GCLASS has been effective in its present form and useful results have been obtained. For example, it was tested on a published data set (Hedenfalk et al., 2001) comparing the expression profiles of breast tumors from patients carrying mutations in the predisposing genes, BRCA1 or BRCA2, or from patients not expected to carry a hereditary predisposing mutation. Starting with 3226 genes, this algorithm was applied to subsets of size m equal to 1 through 10 to find classification between BRCA1 tumors and the collection of both BRCA2 and sporadic tumors. Various values of s between 0.2 and 0.9 were used. The full search space for m = 1 and 2 was exploited and more than 10,000,000 features vectors for each m > 2 were looked at. Figure 1 shows the hyperplane constructed with a spread of s = 0.8 to classify BRCA1 from BRCA2 and sporadic tissues using the two genes named on the axes (KRT8 and DRPLA). This classifier yields a very small s-error and no misclassifications.


Figure 2 shows the pseudo-code of sequential version of GCLASS.


Parallel Solution

The overhead main of GCLASS is the number of combinations being considered; therefore, the parallel processing technique used for this application is divide and conquer. In this parallel version, each processor executes in parallel the gene selection part for a different combinations group; this stage is called the calculation part. Next, the partial results are sent to a processor. This processor joins the information and generates the results; this stage is called the communication part.

Calculation part

In order for each processor to execute the gene selection part on a different combinations group, it is necessary to use a parallel algorithm for generating combinations.
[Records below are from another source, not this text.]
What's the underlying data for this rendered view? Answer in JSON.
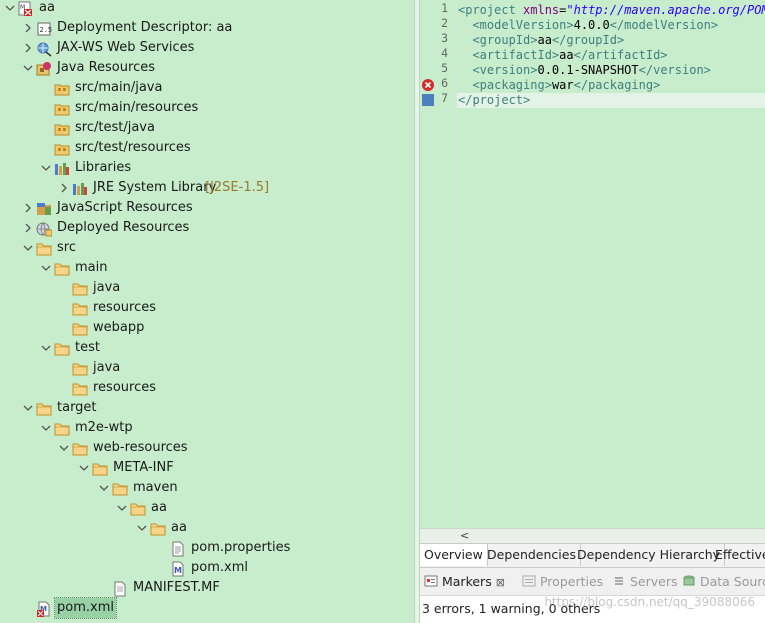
{
  "tree": [
    {
      "d": 0,
      "c": "v",
      "icon": "maven-project",
      "label": "aa"
    },
    {
      "d": 1,
      "c": ">",
      "icon": "descriptor",
      "label": "Deployment Descriptor: aa"
    },
    {
      "d": 1,
      "c": ">",
      "icon": "webservice",
      "label": "JAX-WS Web Services"
    },
    {
      "d": 1,
      "c": "v",
      "icon": "java-resources",
      "label": "Java Resources"
    },
    {
      "d": 2,
      "c": "",
      "icon": "package-folder",
      "label": "src/main/java"
    },
    {
      "d": 2,
      "c": "",
      "icon": "package-folder",
      "label": "src/main/resources"
    },
    {
      "d": 2,
      "c": "",
      "icon": "package-folder",
      "label": "src/test/java"
    },
    {
      "d": 2,
      "c": "",
      "icon": "package-folder",
      "label": "src/test/resources"
    },
    {
      "d": 2,
      "c": "v",
      "icon": "library",
      "label": "Libraries"
    },
    {
      "d": 3,
      "c": ">",
      "icon": "library",
      "label": "JRE System Library",
      "dec": "[J2SE-1.5]"
    },
    {
      "d": 1,
      "c": ">",
      "icon": "js-resources",
      "label": "JavaScript Resources"
    },
    {
      "d": 1,
      "c": ">",
      "icon": "globe",
      "label": "Deployed Resources"
    },
    {
      "d": 1,
      "c": "v",
      "icon": "folder",
      "label": "src"
    },
    {
      "d": 2,
      "c": "v",
      "icon": "folder",
      "label": "main"
    },
    {
      "d": 3,
      "c": "",
      "icon": "folder",
      "label": "java"
    },
    {
      "d": 3,
      "c": "",
      "icon": "folder",
      "label": "resources"
    },
    {
      "d": 3,
      "c": "",
      "icon": "folder",
      "label": "webapp"
    },
    {
      "d": 2,
      "c": "v",
      "icon": "folder",
      "label": "test"
    },
    {
      "d": 3,
      "c": "",
      "icon": "folder",
      "label": "java"
    },
    {
      "d": 3,
      "c": "",
      "icon": "folder",
      "label": "resources"
    },
    {
      "d": 1,
      "c": "v",
      "icon": "folder",
      "label": "target"
    },
    {
      "d": 2,
      "c": "v",
      "icon": "folder",
      "label": "m2e-wtp"
    },
    {
      "d": 3,
      "c": "v",
      "icon": "folder",
      "label": "web-resources"
    },
    {
      "d": 4,
      "c": "v",
      "icon": "folder",
      "label": "META-INF"
    },
    {
      "d": 5,
      "c": "v",
      "icon": "folder",
      "label": "maven"
    },
    {
      "d": 6,
      "c": "v",
      "icon": "folder",
      "label": "aa"
    },
    {
      "d": 7,
      "c": "v",
      "icon": "folder",
      "label": "aa"
    },
    {
      "d": 8,
      "c": "",
      "icon": "properties-file",
      "label": "pom.properties"
    },
    {
      "d": 8,
      "c": "",
      "icon": "maven-file",
      "label": "pom.xml"
    },
    {
      "d": 5,
      "c": "",
      "icon": "file",
      "label": "MANIFEST.MF"
    },
    {
      "d": 1,
      "c": "",
      "icon": "maven-file-error",
      "label": "pom.xml",
      "selected": true
    }
  ],
  "editor": {
    "lines": [
      {
        "n": "1",
        "marker": "",
        "parts": [
          [
            "t",
            "<project "
          ],
          [
            "a",
            "xmlns"
          ],
          [
            "tx",
            "="
          ],
          [
            "v",
            "\"http://maven.apache.org/POM/"
          ]
        ]
      },
      {
        "n": "2",
        "marker": "",
        "parts": [
          [
            "tx",
            "  "
          ],
          [
            "t",
            "<modelVersion>"
          ],
          [
            "tx",
            "4.0.0"
          ],
          [
            "t",
            "</modelVersion>"
          ]
        ]
      },
      {
        "n": "3",
        "marker": "",
        "parts": [
          [
            "tx",
            "  "
          ],
          [
            "t",
            "<groupId>"
          ],
          [
            "tx",
            "aa"
          ],
          [
            "t",
            "</groupId>"
          ]
        ]
      },
      {
        "n": "4",
        "marker": "",
        "parts": [
          [
            "tx",
            "  "
          ],
          [
            "t",
            "<artifactId>"
          ],
          [
            "tx",
            "aa"
          ],
          [
            "t",
            "</artifactId>"
          ]
        ]
      },
      {
        "n": "5",
        "marker": "",
        "parts": [
          [
            "tx",
            "  "
          ],
          [
            "t",
            "<version>"
          ],
          [
            "tx",
            "0.0.1-SNAPSHOT"
          ],
          [
            "t",
            "</version>"
          ]
        ]
      },
      {
        "n": "6",
        "marker": "error",
        "parts": [
          [
            "tx",
            "  "
          ],
          [
            "t",
            "<packaging>"
          ],
          [
            "tx",
            "war"
          ],
          [
            "t",
            "</packaging>"
          ]
        ]
      },
      {
        "n": "7",
        "marker": "bookmark",
        "parts": [
          [
            "t",
            "</project>"
          ]
        ]
      }
    ]
  },
  "editor_tabs": [
    "Overview",
    "Dependencies",
    "Dependency Hierarchy",
    "Effective"
  ],
  "views": {
    "tabs": [
      {
        "label": "Markers",
        "icon": "markers-icon",
        "active": true,
        "close": "⊠"
      },
      {
        "label": "Properties",
        "icon": "properties-icon",
        "active": false
      },
      {
        "label": "Servers",
        "icon": "servers-icon",
        "active": false
      },
      {
        "label": "Data Sourc",
        "icon": "datasource-icon",
        "active": false
      }
    ],
    "status": "3 errors, 1 warning, 0 others"
  },
  "watermark": "https://blog.csdn.net/qq_39088066",
  "colors": {
    "background": "#c7edcc",
    "tag": "#3f7f7f",
    "attr": "#7f007f",
    "value": "#2a00ff"
  }
}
We chose our parallel solution described in (Torres et al., 2003) because it is simple and efficient.

Each processor generates a set of C(n,m) combinations (where, C(n,m) is the number of combinations of size m that can be formed from a set of size n). Therefore, each processor designs and ranks classifiers for a specific set of potential features vectors of size m. Each processor provides gene subsets that can be used as classifiers and their error.

The parallel algorithm for generating combinations consists in dividing all combinations in groups and to attribute these groups to the processors for generating the combinations belonging to each group. Each processor knows which are the groups that belong to it. It does not generate any communication among processors. For instance, the combinations of C(5,3) are: 012, 013, 014, 023, 024, 034, 123, 124, 134 and 234. These combinations can be divided into three groups: "group0", which is composed of the combinations whose "prefix" (the number with which an m-combination begins) is 0 (012, 013, 014, 023, 034); "group1", which is constituted by the combinations whose "prefix" is 1 (123, 124, 134); and "group2", which is formed with the combinations whose "prefix" is 2 (234). The total number of groups of all combinations of C(n,m) is n-m+1.
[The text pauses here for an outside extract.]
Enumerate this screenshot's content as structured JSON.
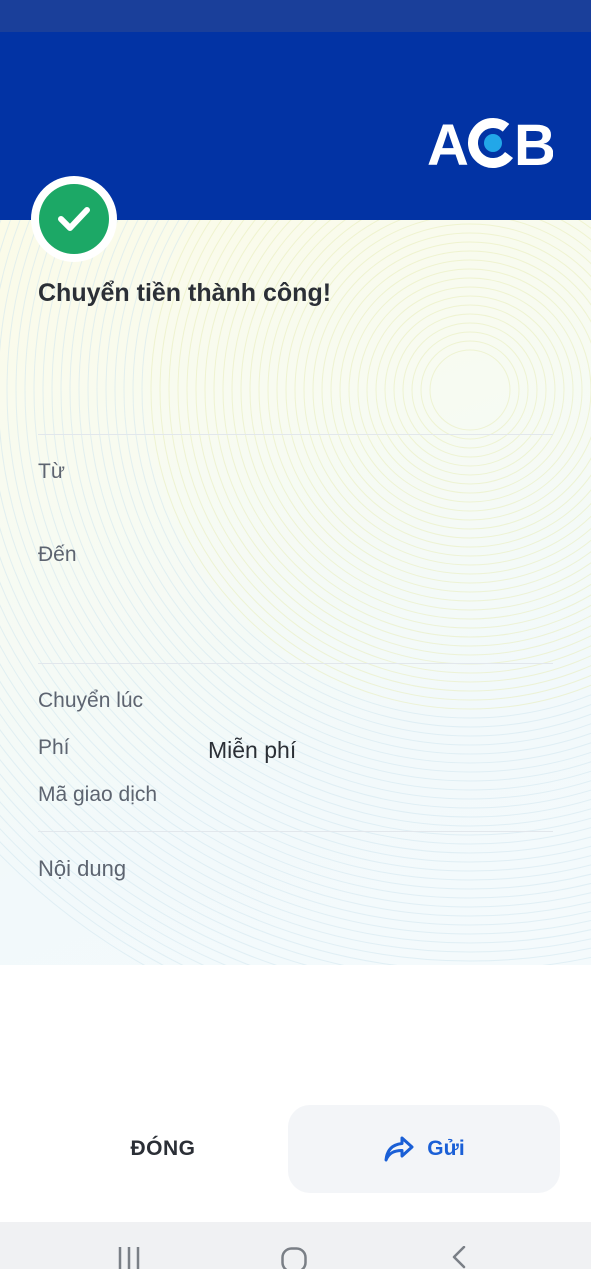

In order to balance load, we chose the static scheduling algorithm called reflexive wrap allocation (Hendrickson, 1999) because the distribution of groups is directly done without any additional calculations.

Our solution using reflexive wrap allocation consists first of attributing the correspondent group to the myid of each processor. Example: If we have a machine with two processors, the myid of processor 1 is 0 and the myid of processor 2 is 1. Therefore, processor 1 (myid=0) will generate the combinations of "group0" and processor 2 (myid = 1), those of "group1".

It is important to point out that the number of combinations of "groupi" is larger than the number of combinations of "groupi+1". Therefore, due to initial distribution, the processors with the lower myid will have to generate combinations of the larger prefix group. In order to compensate the load imbalance, in the following distribution, the subsequent groups with smaller "prefixes" will be assigned to processors with the larger myid and, in the following distribution, the subsequent groups with smaller "prefixes" will be assigned to processors with the smaller myid, and so forth. Each processor stops generating combinations when the following group is larger than n-m+1.

The sequential combinations algorithm used in this solution is based on the Algorithm 154 (Misfud, 1963), whose running time is O(mC(n,m)), which corresponds to an optimal algorithm (Akl et al., 1989).

Communication Part

Each processor calculates the corresponding classifiers and generates a sorted error list; next, each processor sends its error list to a central processor. This processor combines these data and computes the average performance of each feature. In this implementation, this communication part is produced by the collective operation: gather. In this operation, each processor sends the information to a central processor. This central processor receives the messages and stores them in identification order.

Figure 3 shows the parallel pseudo-code.


Material and Methods

Our solution was implemented in a Beowulf-style cluster of 11 PCs. Each one of these machines has a 1.2GHz AMD Athlon K-7 processor, 768 MB of RAM, 2 MB CPU cache, and 30 GB hard disk space. The machines are interconnected with a 100 Mbps FastEthernet switch. The operating system is Linux 2.4.20 and we used C language and MPICH 1.2.4 library. We measured the execution time by MPI_Wtime. Figure 4 shows our parallel platform.


Performance Results

In order to show the performance evaluation of the proposed solution, we present the speedup based on the sequential solution. We consider two classifications: first, using 3226 genes as the complete feature space and 2 genes as the small feature space and second, using 50 genes as the complete feature space and 6 genes as the small feature space.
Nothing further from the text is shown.